I couldn’t believe it when I learned that he had passed away before we were even born. He was after all, ‘Uncle Bob’. To us, he was still a low-key figure: believed in the simple life close to nature as a Rastafarian, loved his football, enjoyed a spliff, but had powerful messages to share.
So accustomed are we to hearing his music in bars and cruises, we forget how intense and political many of his songs are, centering around: social and racial equality, freedom of the mind and of expression, fighting the system, spirituality, poverty, religion, revolution, violence, love, war and the lyrics go on. But on a global scale, he is a legend, an icon, a face…a brand.
So there I was a few years ago, walking through a supermarket in my own Concrete jungle when I spotted something that perplexed me in the Caribbean food section – a Bob Marley energy drink, “Marley’s Mellow Mood.”
Growing up in the Caribbean…wait, growing up anywhere you can’t turn the corner without seeing a Bob/One Love/We Jammin/whatever t-shirt, key chain, lighter, the works and usually in green, red, yellow and black. Yet this made me pause.

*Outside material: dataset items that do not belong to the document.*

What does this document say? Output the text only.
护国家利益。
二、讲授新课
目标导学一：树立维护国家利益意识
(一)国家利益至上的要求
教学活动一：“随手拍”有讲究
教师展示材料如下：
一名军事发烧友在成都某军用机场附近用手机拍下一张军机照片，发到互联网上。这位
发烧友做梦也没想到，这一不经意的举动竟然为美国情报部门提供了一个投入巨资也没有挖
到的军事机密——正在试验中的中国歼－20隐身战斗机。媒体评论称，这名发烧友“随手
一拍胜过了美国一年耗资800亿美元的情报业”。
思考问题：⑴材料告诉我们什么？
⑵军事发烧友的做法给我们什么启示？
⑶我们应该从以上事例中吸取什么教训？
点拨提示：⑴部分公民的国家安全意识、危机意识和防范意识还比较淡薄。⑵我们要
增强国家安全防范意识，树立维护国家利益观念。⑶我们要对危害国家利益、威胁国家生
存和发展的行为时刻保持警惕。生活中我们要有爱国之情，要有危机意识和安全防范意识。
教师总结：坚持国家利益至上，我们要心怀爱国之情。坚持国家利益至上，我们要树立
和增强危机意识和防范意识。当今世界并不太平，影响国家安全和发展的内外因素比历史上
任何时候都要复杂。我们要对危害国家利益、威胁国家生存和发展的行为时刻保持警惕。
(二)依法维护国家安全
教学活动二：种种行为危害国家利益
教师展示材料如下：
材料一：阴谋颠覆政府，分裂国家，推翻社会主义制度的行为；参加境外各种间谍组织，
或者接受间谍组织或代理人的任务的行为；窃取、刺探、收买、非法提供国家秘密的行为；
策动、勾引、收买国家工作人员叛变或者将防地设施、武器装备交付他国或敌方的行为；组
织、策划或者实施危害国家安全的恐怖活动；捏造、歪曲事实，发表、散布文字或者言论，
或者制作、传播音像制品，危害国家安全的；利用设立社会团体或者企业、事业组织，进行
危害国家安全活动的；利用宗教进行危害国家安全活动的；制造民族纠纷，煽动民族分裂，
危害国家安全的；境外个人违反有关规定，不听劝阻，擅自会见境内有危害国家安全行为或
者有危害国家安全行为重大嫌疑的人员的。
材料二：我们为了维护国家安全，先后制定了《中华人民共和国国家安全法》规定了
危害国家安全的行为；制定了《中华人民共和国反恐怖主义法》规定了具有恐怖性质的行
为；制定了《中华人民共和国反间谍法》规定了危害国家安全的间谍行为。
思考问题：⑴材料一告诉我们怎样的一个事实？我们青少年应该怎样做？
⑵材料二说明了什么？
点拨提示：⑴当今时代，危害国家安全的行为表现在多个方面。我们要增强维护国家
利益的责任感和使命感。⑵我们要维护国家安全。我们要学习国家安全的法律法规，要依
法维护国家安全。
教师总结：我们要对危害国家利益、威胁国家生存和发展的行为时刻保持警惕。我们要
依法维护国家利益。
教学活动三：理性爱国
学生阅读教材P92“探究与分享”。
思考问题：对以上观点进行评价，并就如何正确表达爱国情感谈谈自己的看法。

Is this what he wanted us to do when he said, “Rise from your sleepless slumber” in Wake up and Live? When he sang, “Chase those crazy bald heads out of our town/Build your penitentiary/ we build your schools”, did he really mean, “Buy them one of my stylish Bob Marley beanies for just 10.99”?
Then again, would he disapprove of my defensive/possessive attitude when non-Caribbean people dance along to his songs? Would he be glad that these products contribute to Jamaica and the wider region’s tourism economy? But who am I to judge? I live ‘happily’ in the commercial world, I don’t start campaigns, I speak up but I don’t stand up.
I get some perspective from an English friend, Sam, who thinks that Bob Marley – as a commercial property and as the ‘cliched Rasta’ in pop culture – distracts from what little the Western world knows about what he went through and what he stood for.
Still, we agree that there was a light-hearted side to his music, that encouraged everyone to enjoy life. So would the spread of his relaxed expression and words of ‘one love’ on everything be okay as long as we believed in it? Is the irony in the eye of the wearer?